2 cans organic black black beans, rinsed and drained (or about 3 cups cooked black beans)
1 tablespoon olive oil
½ medium red onion, chopped
½ teaspoon chili powder
½ teaspoon cumin powder
¼ teaspoon cayenne pepper (optional)
1 lime, halved
Salt and pepper, to taste
Avocado Salsa Verde
1 cup mild salsa verde from a jar
1 ripe avocado, pitted and sliced
Big handful cilantro (some stems are ok)
1 medium jalapeño, deseeded and roughly chopped (save ½ of jalapeño for garnish)
1 garlic clove, roughly chopped
½ lime, halved
4+ organic corn tortillas
Small handful cilantro, roughly chopped
4 radishes, sliced into very thin pieces
½ jalapeño, seeds and membranes removed, finely chopped
Cook the beans: Heat a drizzle of olive oil in a medium-sized saucepan (with a lid) over medium heat. Once the oil is warmed, add the onion and sauté for a few minutes, stirring often, until the onions are turning translucent. Add the chili powder, cumin and cayenne and stir. Add the beans and ¼ cup water and stir to combine. Cover the pan, reduce heat, and let the beans simmer for about 10 minutes (if the beans seem dry at any point, add a splash of water). Remove from heat, mash some of the beans with the back of a big spoon and cover the pan until you are ready to serve.
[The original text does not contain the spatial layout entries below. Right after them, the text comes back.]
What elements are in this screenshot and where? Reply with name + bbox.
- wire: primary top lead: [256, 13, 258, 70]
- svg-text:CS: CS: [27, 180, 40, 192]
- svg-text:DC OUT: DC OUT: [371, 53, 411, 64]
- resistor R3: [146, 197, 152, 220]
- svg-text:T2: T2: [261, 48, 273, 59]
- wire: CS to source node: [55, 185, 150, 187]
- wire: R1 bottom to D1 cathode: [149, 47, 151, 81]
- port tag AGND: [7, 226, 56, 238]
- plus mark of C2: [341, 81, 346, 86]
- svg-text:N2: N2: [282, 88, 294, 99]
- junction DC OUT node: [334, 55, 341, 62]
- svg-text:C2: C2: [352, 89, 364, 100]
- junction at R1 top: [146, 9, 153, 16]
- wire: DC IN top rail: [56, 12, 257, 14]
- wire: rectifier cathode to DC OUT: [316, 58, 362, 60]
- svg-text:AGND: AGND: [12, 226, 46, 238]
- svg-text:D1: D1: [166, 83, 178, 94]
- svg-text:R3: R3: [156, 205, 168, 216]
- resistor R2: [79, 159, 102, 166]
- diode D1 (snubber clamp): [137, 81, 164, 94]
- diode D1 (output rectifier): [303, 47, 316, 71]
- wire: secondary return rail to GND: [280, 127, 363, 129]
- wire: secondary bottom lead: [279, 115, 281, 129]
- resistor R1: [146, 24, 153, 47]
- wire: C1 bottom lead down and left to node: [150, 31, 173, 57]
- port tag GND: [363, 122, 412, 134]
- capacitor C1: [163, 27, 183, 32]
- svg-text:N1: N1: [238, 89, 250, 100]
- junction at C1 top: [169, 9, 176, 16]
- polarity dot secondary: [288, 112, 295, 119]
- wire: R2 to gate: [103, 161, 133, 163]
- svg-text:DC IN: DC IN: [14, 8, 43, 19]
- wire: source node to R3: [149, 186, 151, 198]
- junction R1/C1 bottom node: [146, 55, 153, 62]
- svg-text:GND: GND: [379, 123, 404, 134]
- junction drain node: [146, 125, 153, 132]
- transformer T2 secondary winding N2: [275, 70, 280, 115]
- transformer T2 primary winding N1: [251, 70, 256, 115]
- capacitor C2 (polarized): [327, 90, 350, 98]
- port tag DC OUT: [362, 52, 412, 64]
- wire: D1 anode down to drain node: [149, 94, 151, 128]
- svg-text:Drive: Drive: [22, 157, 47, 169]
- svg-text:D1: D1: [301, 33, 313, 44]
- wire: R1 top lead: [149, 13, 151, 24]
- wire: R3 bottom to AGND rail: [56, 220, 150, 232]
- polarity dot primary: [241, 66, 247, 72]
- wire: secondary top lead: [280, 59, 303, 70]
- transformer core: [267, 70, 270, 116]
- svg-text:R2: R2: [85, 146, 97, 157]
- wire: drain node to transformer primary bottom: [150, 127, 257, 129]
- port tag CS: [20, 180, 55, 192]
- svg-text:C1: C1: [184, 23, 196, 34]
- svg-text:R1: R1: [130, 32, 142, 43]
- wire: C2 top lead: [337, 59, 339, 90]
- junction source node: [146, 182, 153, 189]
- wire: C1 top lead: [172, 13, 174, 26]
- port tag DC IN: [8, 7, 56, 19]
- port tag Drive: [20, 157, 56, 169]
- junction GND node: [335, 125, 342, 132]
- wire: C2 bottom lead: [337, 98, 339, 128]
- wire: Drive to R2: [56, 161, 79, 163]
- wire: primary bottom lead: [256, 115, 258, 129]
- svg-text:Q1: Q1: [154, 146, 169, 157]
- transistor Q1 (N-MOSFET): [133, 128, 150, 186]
Make the avocado salsa verde: In a food processor, combine the salsa verde, avocado, cilantro, ½ of the jalapeño, garlic clove and the juice of ½ lime. Purée the salsa until it is super creamy, stopping to scrape down the sides as necessary. Transfer the salsa verde to a small saucepan and gently warm it over medium-low heat, stirring often (or transfer the salsa to a bowl and warm it in the microwave). Don't overheat this stuff! Cover the salsa until you're ready to serve.
Cook the eggs: However you prefer them, this recipe calls for fried. Top with a light sprinkle of salt and pepper.
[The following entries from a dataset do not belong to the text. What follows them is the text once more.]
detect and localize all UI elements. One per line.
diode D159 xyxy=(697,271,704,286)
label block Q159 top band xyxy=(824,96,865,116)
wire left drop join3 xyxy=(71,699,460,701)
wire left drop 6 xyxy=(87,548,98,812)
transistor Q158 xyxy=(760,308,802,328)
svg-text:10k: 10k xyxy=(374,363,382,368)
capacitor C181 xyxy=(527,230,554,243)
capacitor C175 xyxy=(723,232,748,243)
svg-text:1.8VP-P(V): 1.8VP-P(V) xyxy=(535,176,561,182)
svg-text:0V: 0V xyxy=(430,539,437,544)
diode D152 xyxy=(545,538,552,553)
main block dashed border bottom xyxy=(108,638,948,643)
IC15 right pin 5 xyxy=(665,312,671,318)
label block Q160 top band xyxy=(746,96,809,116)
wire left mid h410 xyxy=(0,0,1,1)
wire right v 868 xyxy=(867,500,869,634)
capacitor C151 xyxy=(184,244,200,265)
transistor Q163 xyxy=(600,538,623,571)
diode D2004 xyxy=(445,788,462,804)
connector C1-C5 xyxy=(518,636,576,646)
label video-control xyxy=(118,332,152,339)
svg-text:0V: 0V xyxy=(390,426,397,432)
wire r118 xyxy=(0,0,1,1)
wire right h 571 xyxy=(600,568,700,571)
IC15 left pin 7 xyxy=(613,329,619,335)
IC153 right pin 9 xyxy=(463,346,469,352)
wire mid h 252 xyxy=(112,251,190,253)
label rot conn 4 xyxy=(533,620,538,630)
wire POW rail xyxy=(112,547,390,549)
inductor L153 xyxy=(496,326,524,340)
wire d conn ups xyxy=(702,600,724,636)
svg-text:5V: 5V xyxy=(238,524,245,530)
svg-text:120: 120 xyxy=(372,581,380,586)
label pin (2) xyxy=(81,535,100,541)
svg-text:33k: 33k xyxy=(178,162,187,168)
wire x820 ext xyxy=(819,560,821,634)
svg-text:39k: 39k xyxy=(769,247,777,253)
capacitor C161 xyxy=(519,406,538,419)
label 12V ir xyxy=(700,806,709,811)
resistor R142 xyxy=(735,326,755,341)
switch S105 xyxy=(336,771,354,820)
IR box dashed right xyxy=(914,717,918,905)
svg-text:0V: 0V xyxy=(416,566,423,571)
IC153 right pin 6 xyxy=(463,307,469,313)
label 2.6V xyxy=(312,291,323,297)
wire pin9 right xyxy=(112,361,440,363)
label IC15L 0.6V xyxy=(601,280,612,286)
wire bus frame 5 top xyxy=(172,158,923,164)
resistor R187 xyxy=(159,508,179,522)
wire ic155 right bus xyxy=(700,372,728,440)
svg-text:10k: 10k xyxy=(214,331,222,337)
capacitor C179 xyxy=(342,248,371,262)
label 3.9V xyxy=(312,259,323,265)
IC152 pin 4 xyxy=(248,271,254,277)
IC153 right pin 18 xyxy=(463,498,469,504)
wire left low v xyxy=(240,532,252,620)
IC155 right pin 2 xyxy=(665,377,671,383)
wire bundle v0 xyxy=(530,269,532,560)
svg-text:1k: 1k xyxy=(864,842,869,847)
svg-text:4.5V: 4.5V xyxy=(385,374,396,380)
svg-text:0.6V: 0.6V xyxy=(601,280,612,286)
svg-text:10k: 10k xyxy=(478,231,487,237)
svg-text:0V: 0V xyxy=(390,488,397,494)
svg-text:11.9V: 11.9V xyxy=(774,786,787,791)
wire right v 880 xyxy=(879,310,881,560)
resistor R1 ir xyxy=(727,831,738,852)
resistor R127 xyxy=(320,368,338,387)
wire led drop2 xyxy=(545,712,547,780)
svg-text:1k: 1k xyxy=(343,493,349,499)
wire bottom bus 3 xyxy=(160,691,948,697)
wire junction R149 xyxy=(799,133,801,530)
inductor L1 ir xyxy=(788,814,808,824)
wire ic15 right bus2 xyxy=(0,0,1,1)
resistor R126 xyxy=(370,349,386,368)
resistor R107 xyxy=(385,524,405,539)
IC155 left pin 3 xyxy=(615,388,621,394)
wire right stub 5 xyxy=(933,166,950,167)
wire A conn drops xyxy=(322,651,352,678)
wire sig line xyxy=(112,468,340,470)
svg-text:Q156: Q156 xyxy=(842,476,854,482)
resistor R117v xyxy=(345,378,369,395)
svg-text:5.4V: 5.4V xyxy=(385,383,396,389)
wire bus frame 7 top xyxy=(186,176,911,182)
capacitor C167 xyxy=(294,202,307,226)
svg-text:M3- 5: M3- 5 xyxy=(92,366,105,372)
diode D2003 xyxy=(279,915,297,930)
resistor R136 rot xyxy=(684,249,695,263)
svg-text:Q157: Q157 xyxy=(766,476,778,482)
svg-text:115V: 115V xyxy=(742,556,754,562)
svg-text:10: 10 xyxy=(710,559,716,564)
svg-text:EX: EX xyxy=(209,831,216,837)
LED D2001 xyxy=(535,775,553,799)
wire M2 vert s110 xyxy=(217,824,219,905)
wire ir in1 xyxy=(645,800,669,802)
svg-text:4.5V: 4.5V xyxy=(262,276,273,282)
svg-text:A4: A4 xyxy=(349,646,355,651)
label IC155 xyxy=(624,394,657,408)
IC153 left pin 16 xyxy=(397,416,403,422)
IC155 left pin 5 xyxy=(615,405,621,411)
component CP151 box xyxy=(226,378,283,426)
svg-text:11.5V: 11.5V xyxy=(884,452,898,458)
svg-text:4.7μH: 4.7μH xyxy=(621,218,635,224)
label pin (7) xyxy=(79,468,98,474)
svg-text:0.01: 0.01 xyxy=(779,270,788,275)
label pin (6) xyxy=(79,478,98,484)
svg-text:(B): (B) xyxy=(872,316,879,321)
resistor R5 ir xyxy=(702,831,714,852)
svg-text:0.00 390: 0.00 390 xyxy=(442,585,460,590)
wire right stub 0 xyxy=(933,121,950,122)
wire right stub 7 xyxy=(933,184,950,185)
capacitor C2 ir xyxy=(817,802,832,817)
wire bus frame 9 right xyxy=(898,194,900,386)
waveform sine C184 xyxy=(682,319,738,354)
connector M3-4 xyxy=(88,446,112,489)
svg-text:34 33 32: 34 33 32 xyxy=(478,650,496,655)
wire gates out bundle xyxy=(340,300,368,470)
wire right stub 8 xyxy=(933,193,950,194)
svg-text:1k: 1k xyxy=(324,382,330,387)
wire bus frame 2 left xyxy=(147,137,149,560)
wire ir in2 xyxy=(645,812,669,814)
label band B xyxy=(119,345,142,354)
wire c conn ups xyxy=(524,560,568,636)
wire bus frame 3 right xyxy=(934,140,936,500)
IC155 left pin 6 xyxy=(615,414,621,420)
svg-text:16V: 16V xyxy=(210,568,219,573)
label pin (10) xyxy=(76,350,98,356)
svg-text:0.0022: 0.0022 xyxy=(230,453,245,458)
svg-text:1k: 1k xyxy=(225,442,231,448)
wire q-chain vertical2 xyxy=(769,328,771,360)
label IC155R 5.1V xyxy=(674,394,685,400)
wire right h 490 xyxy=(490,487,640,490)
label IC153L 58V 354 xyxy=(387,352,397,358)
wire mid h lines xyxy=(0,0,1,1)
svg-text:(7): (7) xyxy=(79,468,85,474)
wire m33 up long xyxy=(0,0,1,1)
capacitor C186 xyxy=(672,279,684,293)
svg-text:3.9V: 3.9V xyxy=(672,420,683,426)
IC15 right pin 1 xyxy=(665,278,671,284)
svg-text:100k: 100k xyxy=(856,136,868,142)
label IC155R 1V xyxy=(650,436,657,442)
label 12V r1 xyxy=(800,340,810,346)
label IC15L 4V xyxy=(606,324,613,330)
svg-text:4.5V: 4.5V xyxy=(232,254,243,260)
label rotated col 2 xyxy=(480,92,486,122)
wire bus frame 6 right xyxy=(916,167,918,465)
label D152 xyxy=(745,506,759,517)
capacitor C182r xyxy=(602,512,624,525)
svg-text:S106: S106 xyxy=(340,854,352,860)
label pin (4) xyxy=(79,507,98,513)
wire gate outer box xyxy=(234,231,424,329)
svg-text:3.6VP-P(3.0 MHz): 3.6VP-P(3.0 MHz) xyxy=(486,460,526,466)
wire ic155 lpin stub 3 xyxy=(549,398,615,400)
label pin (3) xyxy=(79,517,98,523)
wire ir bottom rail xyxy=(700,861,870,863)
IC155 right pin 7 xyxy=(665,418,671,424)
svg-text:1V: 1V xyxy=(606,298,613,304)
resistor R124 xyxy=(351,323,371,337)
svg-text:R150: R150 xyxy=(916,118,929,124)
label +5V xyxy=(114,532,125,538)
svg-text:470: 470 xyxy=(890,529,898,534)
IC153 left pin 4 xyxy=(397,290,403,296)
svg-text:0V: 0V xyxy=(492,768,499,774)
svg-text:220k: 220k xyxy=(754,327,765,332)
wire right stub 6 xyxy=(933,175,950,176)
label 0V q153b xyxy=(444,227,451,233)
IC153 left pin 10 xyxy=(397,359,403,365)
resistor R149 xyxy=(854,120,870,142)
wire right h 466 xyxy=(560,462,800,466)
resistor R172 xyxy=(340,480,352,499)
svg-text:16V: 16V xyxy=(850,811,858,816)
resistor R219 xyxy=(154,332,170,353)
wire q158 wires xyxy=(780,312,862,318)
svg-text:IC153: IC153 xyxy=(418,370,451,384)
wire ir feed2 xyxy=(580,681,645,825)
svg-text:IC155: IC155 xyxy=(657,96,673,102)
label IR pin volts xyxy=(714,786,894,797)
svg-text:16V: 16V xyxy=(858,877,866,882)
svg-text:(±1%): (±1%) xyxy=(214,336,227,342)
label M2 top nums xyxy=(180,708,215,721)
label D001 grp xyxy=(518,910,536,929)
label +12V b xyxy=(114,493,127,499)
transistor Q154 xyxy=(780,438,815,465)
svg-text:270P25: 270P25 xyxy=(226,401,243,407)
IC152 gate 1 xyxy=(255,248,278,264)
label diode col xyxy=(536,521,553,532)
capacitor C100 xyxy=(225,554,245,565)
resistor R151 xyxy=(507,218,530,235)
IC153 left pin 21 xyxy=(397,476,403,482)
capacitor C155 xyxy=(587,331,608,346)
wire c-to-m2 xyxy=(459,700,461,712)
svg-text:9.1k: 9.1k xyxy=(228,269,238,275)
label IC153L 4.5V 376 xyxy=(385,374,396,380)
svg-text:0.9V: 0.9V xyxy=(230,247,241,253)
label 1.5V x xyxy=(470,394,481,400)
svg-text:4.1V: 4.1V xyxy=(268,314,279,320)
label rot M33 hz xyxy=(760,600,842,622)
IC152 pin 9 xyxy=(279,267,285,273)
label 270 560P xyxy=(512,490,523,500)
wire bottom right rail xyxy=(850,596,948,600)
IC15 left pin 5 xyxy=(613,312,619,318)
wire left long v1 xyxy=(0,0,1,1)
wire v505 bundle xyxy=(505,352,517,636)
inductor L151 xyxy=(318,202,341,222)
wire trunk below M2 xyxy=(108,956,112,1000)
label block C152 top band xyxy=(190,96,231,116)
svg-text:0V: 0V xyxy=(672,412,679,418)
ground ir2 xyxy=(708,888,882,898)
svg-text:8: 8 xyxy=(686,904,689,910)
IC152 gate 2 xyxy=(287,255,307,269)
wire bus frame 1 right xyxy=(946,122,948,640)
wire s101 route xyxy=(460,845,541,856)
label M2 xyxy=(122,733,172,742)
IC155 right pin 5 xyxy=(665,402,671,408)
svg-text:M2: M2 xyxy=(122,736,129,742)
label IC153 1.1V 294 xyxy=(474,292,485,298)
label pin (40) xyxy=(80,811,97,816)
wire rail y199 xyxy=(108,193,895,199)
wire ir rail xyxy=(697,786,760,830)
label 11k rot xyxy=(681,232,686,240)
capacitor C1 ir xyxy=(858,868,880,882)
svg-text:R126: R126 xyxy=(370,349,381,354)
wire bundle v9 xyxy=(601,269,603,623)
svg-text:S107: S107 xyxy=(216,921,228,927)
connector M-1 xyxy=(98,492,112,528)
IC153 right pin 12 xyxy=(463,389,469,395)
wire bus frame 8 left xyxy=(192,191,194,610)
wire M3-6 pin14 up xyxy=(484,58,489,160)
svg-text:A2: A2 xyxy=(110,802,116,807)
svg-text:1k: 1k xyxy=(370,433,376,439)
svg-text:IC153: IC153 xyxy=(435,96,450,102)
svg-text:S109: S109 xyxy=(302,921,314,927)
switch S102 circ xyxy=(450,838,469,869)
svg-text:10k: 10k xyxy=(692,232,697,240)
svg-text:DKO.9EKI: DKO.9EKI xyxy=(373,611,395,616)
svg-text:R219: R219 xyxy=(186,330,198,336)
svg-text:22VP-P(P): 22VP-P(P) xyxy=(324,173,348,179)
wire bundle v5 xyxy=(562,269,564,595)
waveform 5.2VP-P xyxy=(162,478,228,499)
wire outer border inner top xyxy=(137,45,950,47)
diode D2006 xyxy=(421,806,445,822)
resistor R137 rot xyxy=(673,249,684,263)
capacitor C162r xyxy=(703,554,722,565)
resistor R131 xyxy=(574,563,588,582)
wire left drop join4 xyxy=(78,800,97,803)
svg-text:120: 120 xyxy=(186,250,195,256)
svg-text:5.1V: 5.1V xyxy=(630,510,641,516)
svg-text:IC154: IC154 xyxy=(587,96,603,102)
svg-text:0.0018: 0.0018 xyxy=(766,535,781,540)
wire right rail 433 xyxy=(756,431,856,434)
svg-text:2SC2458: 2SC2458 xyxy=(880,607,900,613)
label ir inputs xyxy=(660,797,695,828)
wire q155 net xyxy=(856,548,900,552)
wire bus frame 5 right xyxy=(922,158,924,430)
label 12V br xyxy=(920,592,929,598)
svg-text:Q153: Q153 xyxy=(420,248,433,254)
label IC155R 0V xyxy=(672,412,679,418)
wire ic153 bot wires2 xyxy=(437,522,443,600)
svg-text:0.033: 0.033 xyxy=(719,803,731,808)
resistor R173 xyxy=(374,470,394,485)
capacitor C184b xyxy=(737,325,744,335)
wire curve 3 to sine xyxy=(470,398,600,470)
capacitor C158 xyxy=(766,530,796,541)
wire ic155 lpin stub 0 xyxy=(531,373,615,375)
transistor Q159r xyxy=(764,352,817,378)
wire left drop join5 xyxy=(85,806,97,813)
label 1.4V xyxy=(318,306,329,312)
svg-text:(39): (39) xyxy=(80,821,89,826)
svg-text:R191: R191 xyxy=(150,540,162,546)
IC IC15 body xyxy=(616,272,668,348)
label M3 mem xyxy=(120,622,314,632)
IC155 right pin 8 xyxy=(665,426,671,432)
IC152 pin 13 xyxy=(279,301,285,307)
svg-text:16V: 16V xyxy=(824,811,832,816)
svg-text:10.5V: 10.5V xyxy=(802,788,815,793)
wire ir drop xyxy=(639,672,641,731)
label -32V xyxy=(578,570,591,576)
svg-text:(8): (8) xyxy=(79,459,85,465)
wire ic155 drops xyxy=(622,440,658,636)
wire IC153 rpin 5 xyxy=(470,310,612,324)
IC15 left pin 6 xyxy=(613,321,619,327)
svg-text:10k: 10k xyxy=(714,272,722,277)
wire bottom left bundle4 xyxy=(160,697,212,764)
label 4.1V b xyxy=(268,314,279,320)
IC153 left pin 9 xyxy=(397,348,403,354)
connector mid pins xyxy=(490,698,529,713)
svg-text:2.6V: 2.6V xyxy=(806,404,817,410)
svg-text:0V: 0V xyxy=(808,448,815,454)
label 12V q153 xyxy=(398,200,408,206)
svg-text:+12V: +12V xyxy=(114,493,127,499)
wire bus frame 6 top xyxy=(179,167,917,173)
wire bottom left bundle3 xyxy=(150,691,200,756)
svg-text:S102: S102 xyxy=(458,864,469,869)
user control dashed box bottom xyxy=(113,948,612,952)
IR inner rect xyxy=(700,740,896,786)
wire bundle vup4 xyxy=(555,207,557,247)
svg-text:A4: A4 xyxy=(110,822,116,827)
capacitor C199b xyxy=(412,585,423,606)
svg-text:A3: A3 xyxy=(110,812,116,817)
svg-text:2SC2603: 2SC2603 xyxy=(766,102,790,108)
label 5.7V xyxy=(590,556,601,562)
Warm the tortillas: Directly over a medium-low gas burner flame or in a pan, flipping until warmed through.
Assemble the huevos rancheros: On each plate, top tortilla(s) with black beans, avocado sauce and egg(s). Garnish with crumbled feta, cilantro, chopped radishes and jalapeño. Serve with a bottle of hot sauce on the side.